Front toes with lobes or webs; tarsus flattened; plumage thick; swimming Snipe.
[Illustration: AMERICAN AVOCET.]
[Illustration: BLACK-NECKED STILT.]
Family 25. AVOCETS AND STILTS. Recurvirostridae.
Long legged, wading Snipe; in Avocets toes four, front three webbed; bill recurved; in Stilts toes three, almost unwebbed; bill straight.
[Illustration: SEMIPALMATED SANDPIPER.]
[Illustration: WOODCOCK.]
[Illustration: HUDSONIAN CURLEW.]
Family 26. SNIPES, SANDPIPERS, CURLEWS, ETC. Scolopacidae.
Toes usually four; tarsus with transverse scales; bill generally long, slender, and soft, used as a probe.
[Illustration: KILLDEER.]
[Illustration: BLACK-BELLIED PLOVER.]
Family 27. PLOVERS. Charadriidae.
Toes usually three, or when four, the fourth rudimentary; tarsus with rounded scales, bill, as compared with that of Snipe, short and stout.
[Illustration: TURNSTONE.]
Family 28. SURF BIRDS AND TURNSTONES. Aphrizidae.
Toes four, tarsus with transverse scales; bill short, rather hard.
[Illustration: AMERICAN OYSTER-CATCHER.]
Family 29. OYSTER-CATCHERS. Haematopodidae.
Toes three, webbed at base; tarsus stout, with rounded scales; bill heavy, compressed, and said to be used for opening shells.
[Illustration: MEXICAN JACANA.]
Family 30. JACANAS. Jacanidae.
Toes four, with their nails greatly elongated to support the bird while walking on aquatic vegetation; wing, with a sharp spur; bill with fleshy lobes at base and, in some species, on its sides.
LAND BIRDS.
Order X. Grouse, Partridges, Bob-Whites, Etc. GALLIN?.
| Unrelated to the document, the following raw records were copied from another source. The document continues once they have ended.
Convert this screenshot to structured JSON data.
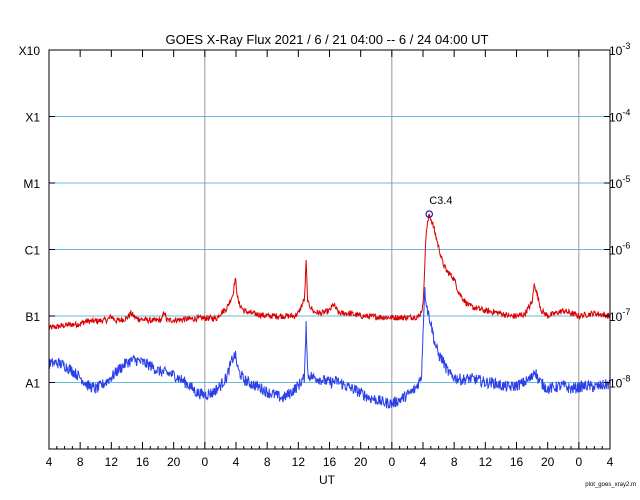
{
  "chart_data": {
    "type": "line",
    "title": "GOES X-Ray Flux   2021  /  6  /  21    04:00 --   6  /  24    04:00    UT",
    "xlabel": "UT",
    "x_tick_labels": [
      "4",
      "8",
      "12",
      "16",
      "20",
      "0",
      "4",
      "8",
      "12",
      "16",
      "20",
      "0",
      "4",
      "8",
      "12",
      "16",
      "20",
      "0",
      "4"
    ],
    "x_range_hours": [
      0,
      72
    ],
    "day_boundaries_hours": [
      20,
      44,
      68
    ],
    "y_scale": "log",
    "y_range_wm2": [
      1e-09,
      0.001
    ],
    "class_labels": [
      {
        "label": "X10",
        "flux": 0.001
      },
      {
        "label": "X1",
        "flux": 0.0001
      },
      {
        "label": "M1",
        "flux": 1e-05
      },
      {
        "label": "C1",
        "flux": 1e-06
      },
      {
        "label": "B1",
        "flux": 1e-07
      },
      {
        "label": "A1",
        "flux": 1e-08
      }
    ],
    "right_axis_labels": [
      {
        "base": "10",
        "exp": "-3",
        "flux": 0.001
      },
      {
        "base": "10",
        "exp": "-4",
        "flux": 0.0001
      },
      {
        "base": "10",
        "exp": "-5",
        "flux": 1e-05
      },
      {
        "base": "10",
        "exp": "-6",
        "flux": 1e-06
      },
      {
        "base": "10",
        "exp": "-7",
        "flux": 1e-07
      },
      {
        "base": "10",
        "exp": "-8",
        "flux": 1e-08
      }
    ],
    "horizontal_grid_flux": [
      0.0001,
      1e-05,
      1e-06,
      1e-07,
      1e-08
    ],
    "colors": {
      "long_channel": "#dd0000",
      "short_channel": "#2a3fe8",
      "grid": "#66bbdd",
      "day_line": "#999999",
      "marker": "#1a1aaa"
    },
    "series": [
      {
        "color": "#dd0000",
        "points": [
          [
            0,
            6.6e-08
          ],
          [
            1,
            6.9e-08
          ],
          [
            2,
            7.2e-08
          ],
          [
            3,
            7.5e-08
          ],
          [
            4,
            7.6e-08
          ],
          [
            4.8,
            8.4e-08
          ],
          [
            5.5,
            8.3e-08
          ],
          [
            6.5,
            8.5e-08
          ],
          [
            7.5,
            8.7e-08
          ],
          [
            8,
            9.9e-08
          ],
          [
            8.6,
            8.5e-08
          ],
          [
            9.5,
            8.9e-08
          ],
          [
            10,
            9.3e-08
          ],
          [
            10.5,
            1.1e-07
          ],
          [
            11.2,
            9.2e-08
          ],
          [
            12.5,
            8.7e-08
          ],
          [
            13.5,
            8.5e-08
          ],
          [
            14.5,
            8.8e-08
          ],
          [
            14.8,
            1.2e-07
          ],
          [
            15.1,
            8.6e-08
          ],
          [
            16,
            8.7e-08
          ],
          [
            18,
            9e-08
          ],
          [
            20,
            9.3e-08
          ],
          [
            21.5,
            9.2e-08
          ],
          [
            22,
            1.1e-07
          ],
          [
            22.8,
            1.3e-07
          ],
          [
            23.6,
            2.1e-07
          ],
          [
            23.9,
            3.7e-07
          ],
          [
            24.3,
            1.6e-07
          ],
          [
            25,
            1.2e-07
          ],
          [
            26,
            1.1e-07
          ],
          [
            28,
            1e-07
          ],
          [
            30,
            1e-07
          ],
          [
            31.5,
            1e-07
          ],
          [
            32,
            1.1e-07
          ],
          [
            32.8,
            1.8e-07
          ],
          [
            33,
            6.7e-07
          ],
          [
            33.2,
            1.6e-07
          ],
          [
            34,
            1.15e-07
          ],
          [
            35,
            1.1e-07
          ],
          [
            36,
            1.2e-07
          ],
          [
            36.5,
            1.5e-07
          ],
          [
            37.2,
            1.1e-07
          ],
          [
            38.5,
            1.1e-07
          ],
          [
            40,
            1e-07
          ],
          [
            42,
            9.7e-08
          ],
          [
            44,
            9.5e-08
          ],
          [
            46,
            9.5e-08
          ],
          [
            47.5,
            9.8e-08
          ],
          [
            48,
            1.4e-07
          ],
          [
            48.4,
            1.8e-06
          ],
          [
            48.8,
            3.4e-06
          ],
          [
            49.3,
            2.3e-06
          ],
          [
            50,
            1.1e-06
          ],
          [
            50.5,
            6.5e-07
          ],
          [
            51,
            4.8e-07
          ],
          [
            51.5,
            4.2e-07
          ],
          [
            52,
            3.6e-07
          ],
          [
            52.5,
            2.4e-07
          ],
          [
            53,
            1.9e-07
          ],
          [
            53.5,
            1.6e-07
          ],
          [
            54,
            1.4e-07
          ],
          [
            55,
            1.3e-07
          ],
          [
            56,
            1.2e-07
          ],
          [
            57,
            1.15e-07
          ],
          [
            58,
            1.1e-07
          ],
          [
            59,
            1e-07
          ],
          [
            60,
            1e-07
          ],
          [
            61,
            1.05e-07
          ],
          [
            62,
            1.6e-07
          ],
          [
            62.3,
            3.1e-07
          ],
          [
            62.7,
            2e-07
          ],
          [
            63.2,
            1.2e-07
          ],
          [
            64,
            1e-07
          ],
          [
            65,
            1.1e-07
          ],
          [
            66,
            1.2e-07
          ],
          [
            67,
            1.1e-07
          ],
          [
            68,
            1e-07
          ],
          [
            70,
            1.1e-07
          ],
          [
            72,
            1e-07
          ]
        ]
      },
      {
        "color": "#2a3fe8",
        "points": [
          [
            0,
            1.9e-08
          ],
          [
            1,
            2e-08
          ],
          [
            2,
            1.8e-08
          ],
          [
            3,
            1.5e-08
          ],
          [
            4,
            1.2e-08
          ],
          [
            5,
            9e-09
          ],
          [
            6,
            8e-09
          ],
          [
            7,
            9.5e-09
          ],
          [
            8,
            1.2e-08
          ],
          [
            9,
            1.6e-08
          ],
          [
            10,
            2e-08
          ],
          [
            11,
            2.2e-08
          ],
          [
            12,
            2e-08
          ],
          [
            13,
            1.8e-08
          ],
          [
            14,
            1.5e-08
          ],
          [
            15,
            1.4e-08
          ],
          [
            16,
            1.3e-08
          ],
          [
            17,
            1.1e-08
          ],
          [
            18,
            9e-09
          ],
          [
            19,
            7e-09
          ],
          [
            20,
            6.5e-09
          ],
          [
            21,
            7e-09
          ],
          [
            22,
            9e-09
          ],
          [
            22.8,
            1.2e-08
          ],
          [
            23.5,
            2.2e-08
          ],
          [
            23.9,
            2.6e-08
          ],
          [
            24.3,
            1.5e-08
          ],
          [
            25,
            1.1e-08
          ],
          [
            26,
            9.5e-09
          ],
          [
            27,
            8.5e-09
          ],
          [
            28,
            7.2e-09
          ],
          [
            29,
            6.5e-09
          ],
          [
            30,
            5.8e-09
          ],
          [
            31,
            7e-09
          ],
          [
            32,
            9e-09
          ],
          [
            32.8,
            1.2e-08
          ],
          [
            33,
            8.8e-08
          ],
          [
            33.2,
            1.3e-08
          ],
          [
            34,
            1.2e-08
          ],
          [
            35,
            1.1e-08
          ],
          [
            36,
            1e-08
          ],
          [
            37,
            1.05e-08
          ],
          [
            38,
            9e-09
          ],
          [
            39,
            8e-09
          ],
          [
            40,
            7e-09
          ],
          [
            41,
            6e-09
          ],
          [
            42,
            5.5e-09
          ],
          [
            43,
            5e-09
          ],
          [
            44,
            4.8e-09
          ],
          [
            45,
            5.5e-09
          ],
          [
            46,
            6.5e-09
          ],
          [
            47,
            8e-09
          ],
          [
            47.8,
            1.2e-08
          ],
          [
            48.2,
            2.5e-07
          ],
          [
            48.6,
            1.2e-07
          ],
          [
            49,
            8e-08
          ],
          [
            49.5,
            4e-08
          ],
          [
            50,
            2.6e-08
          ],
          [
            50.5,
            2.2e-08
          ],
          [
            51,
            1.6e-08
          ],
          [
            51.5,
            1.3e-08
          ],
          [
            52,
            1.2e-08
          ],
          [
            53,
            1.1e-08
          ],
          [
            54,
            1.15e-08
          ],
          [
            55,
            1.1e-08
          ],
          [
            56,
            1e-08
          ],
          [
            57,
            1e-08
          ],
          [
            58,
            9e-09
          ],
          [
            59,
            8.5e-09
          ],
          [
            60,
            9e-09
          ],
          [
            61,
            1e-08
          ],
          [
            62,
            1.2e-08
          ],
          [
            62.3,
            1.6e-08
          ],
          [
            62.8,
            1.1e-08
          ],
          [
            63.5,
            9e-09
          ],
          [
            64,
            8e-09
          ],
          [
            65,
            8.5e-09
          ],
          [
            66,
            9e-09
          ],
          [
            67,
            8e-09
          ],
          [
            68,
            8.5e-09
          ],
          [
            69,
            9e-09
          ],
          [
            70,
            8.5e-09
          ],
          [
            71,
            9e-09
          ],
          [
            72,
            9.5e-09
          ]
        ]
      }
    ],
    "annotations": [
      {
        "text": "C3.4",
        "x": 48.8,
        "flux": 3.4e-06
      }
    ]
  },
  "footer_text": "plot_goes_xray2.m"
}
(3 families, 24 species, 25 subspecies.)
Ground-inhabiting birds of chicken-like form; bill stout, hen-like; wings short and rounded; tail variable; feet strong; hind-toe elevated. Color usually mixed brown, black, and buff, or bluish gray.
[Illustration: BOB-WHITE.]
[Illustration: RUFFED GROUSE.]
Family 31. GROUSE, PARTRIDGES, ETC. Tetraonidae.
Characters the same as those of the Order; tarsus naked in Partridges and Quails; more or less feathered in Grouse and Ptarmigan.
[Illustration: TURKEY.]
Family 32. TURKEYS, PHEASANTS, AND CHICKENS. Phasianidae.
Tarsus naked, often spurred, tail remarkably variable (for example, Turkey, Peacock); head often with a comb, wattles, or other excrescences.
[Illustration: CHACHALACA.]
Family 33. CURASSOWS AND GUANS. Cracidae.
Large tree-haunting, pheasant-like birds; toes four, all on same level.